Медведев кивнул, вытирая пот со лба:
– Знаю, Дим, знаю. Ты ж ко мне в школу в свое время ходил.
– Ага. Я просто про то, когда пойдешь спрашивал-то чего – за мной Ольшанский заедет. До дома отвезет. Давай, и ты с нами вместе, что по холоду-то через лес тащиться.
– А он-то тут каким боком?
– Ну, я ему знаешь что сказал?
– Дурь поди какую-нибудь?
– Примерно. Я ему сказал, что мы масоны. И если что, то его к себе примем. Если хорошо себя покажет. Теперь и работает лучше, и вопросов не задает, и видишь – польза от него. Мотивация.
– Дурной ты Димка, дурной и был дурным всегда.
Загорный махнул рукой, улыбнулся и вышел из парной. Медведев остался.
Гольмдорфов лес шумел над домом на берегу темной, неразличимой уже в сгустившемся осеннем сумраке реки. На противоположном высоком берегу обрыва мерцали желтым окна домов. Ветер гнал по небу тучи, изредка в просветах между ними показывались звезды, отражавшиеся белесыми искрами в водах Оредежа. В доме Серьезного Человека, отбывшего в неизвестном направлении, выключили свет. Ольшанский приехал на своем внедорожнике и увез Загорного и Медведева. Осенняя ночь опустилась на берег, сомкнувшись над верхушками деревьев.

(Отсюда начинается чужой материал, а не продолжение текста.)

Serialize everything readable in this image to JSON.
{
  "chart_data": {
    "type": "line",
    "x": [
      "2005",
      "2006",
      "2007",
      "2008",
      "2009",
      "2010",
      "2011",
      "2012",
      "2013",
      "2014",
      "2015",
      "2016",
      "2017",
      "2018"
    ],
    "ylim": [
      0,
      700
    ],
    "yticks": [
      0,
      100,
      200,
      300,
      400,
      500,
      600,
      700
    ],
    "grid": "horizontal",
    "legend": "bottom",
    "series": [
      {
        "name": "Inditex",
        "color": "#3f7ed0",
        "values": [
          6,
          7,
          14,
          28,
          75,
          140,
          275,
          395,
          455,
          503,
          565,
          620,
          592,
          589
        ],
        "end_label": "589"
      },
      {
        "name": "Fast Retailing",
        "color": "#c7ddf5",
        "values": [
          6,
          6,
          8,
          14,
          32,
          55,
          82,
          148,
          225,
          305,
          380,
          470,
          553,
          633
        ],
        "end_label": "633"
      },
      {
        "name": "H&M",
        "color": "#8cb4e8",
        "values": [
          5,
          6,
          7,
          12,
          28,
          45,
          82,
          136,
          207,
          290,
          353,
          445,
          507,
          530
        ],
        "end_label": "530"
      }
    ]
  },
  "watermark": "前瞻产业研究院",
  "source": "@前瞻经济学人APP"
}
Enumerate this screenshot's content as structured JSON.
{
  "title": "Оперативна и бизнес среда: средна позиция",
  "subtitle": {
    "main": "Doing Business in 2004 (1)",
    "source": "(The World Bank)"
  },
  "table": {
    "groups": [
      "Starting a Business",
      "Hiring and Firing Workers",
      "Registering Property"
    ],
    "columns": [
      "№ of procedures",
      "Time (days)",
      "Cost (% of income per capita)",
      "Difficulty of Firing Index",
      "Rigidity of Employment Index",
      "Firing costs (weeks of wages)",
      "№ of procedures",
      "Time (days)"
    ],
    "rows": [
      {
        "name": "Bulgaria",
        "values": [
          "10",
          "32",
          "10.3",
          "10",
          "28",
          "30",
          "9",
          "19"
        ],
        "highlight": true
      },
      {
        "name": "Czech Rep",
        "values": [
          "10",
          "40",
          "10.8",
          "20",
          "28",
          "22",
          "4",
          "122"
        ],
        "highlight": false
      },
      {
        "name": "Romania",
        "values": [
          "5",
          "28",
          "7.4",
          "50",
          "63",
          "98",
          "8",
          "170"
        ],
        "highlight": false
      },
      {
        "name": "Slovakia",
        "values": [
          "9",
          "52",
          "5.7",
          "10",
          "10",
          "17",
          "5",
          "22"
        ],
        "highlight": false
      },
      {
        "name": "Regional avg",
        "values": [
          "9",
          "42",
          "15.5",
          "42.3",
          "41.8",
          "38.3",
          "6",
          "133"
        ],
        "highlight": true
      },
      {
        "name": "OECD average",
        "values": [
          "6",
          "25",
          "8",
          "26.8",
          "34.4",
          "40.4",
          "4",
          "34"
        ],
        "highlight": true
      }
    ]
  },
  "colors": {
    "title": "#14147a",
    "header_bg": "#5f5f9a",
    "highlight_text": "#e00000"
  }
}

И только печь в котельной, усиленная дополнительными колосниками, гудела до самого утра, раскалившись красным.
Звезда
Цыгане выстроились цепью перед входом на участок. Их было не меньше двух десятков, собравшихся в то утро под ясным, синим небом на краю Карташевской. Некоторые – местные, жившие в самом конце Дачной улице сразу в двух домах, превратившихся за то время, пока осевший в Карташевке табор населял их в целый маленький городок из сараев, крытых переходов и закоулков хозяйственных построек. Некоторые приехали из соседних деревень. Их машины стояли поперек улицы, загородив подъезд полицейскому автомобилю. С момента разговора Медведева с Загорным прошло две недели. Пивоваров, вместе с Ольшанским, были направлены на проверку Матвеевского дома. Дмитрий Юрьевич объяснил необходимость визита в Карташевскую тем, что велосипед (теперь уже всем было ясно, что принадлежал он пропавшему Паше Голубеву) нашли именно там, и в последнее время около дома видели каких-то подозрительных людей. Явно не цыган, возможно – приехавших из Питера. Следовало изъять вещдок, оставленный Пивоваровым в поселке, у продавщицы магазина «Светлячок», и начать обыск строения.
– Дмитрий Юрьевич, может все-таки в район сообщим? – Спросил Костя, когда Загороный описал ему поставленную задачу.
– Может быть, и сообщим. Похоже на убийство. Но ты сначала сходи и проверь. Там у тебя кстати еще и хулиган какой-то по участкам ходит, велосипеды ворует, говорят.
– Никто не сообщал.
– Не сообщал, а я знаю. Потому что работаю на этом кусте деревень столько, сколько ты на свете не живешь. Короче, идите. Завтра с утра и поедете, пока головы свежие. Хоть посмотрите. А потом уже официально, если что найдем, в район сам позвоню. И пусть уже следаки там разбираются, если реальная уголовка.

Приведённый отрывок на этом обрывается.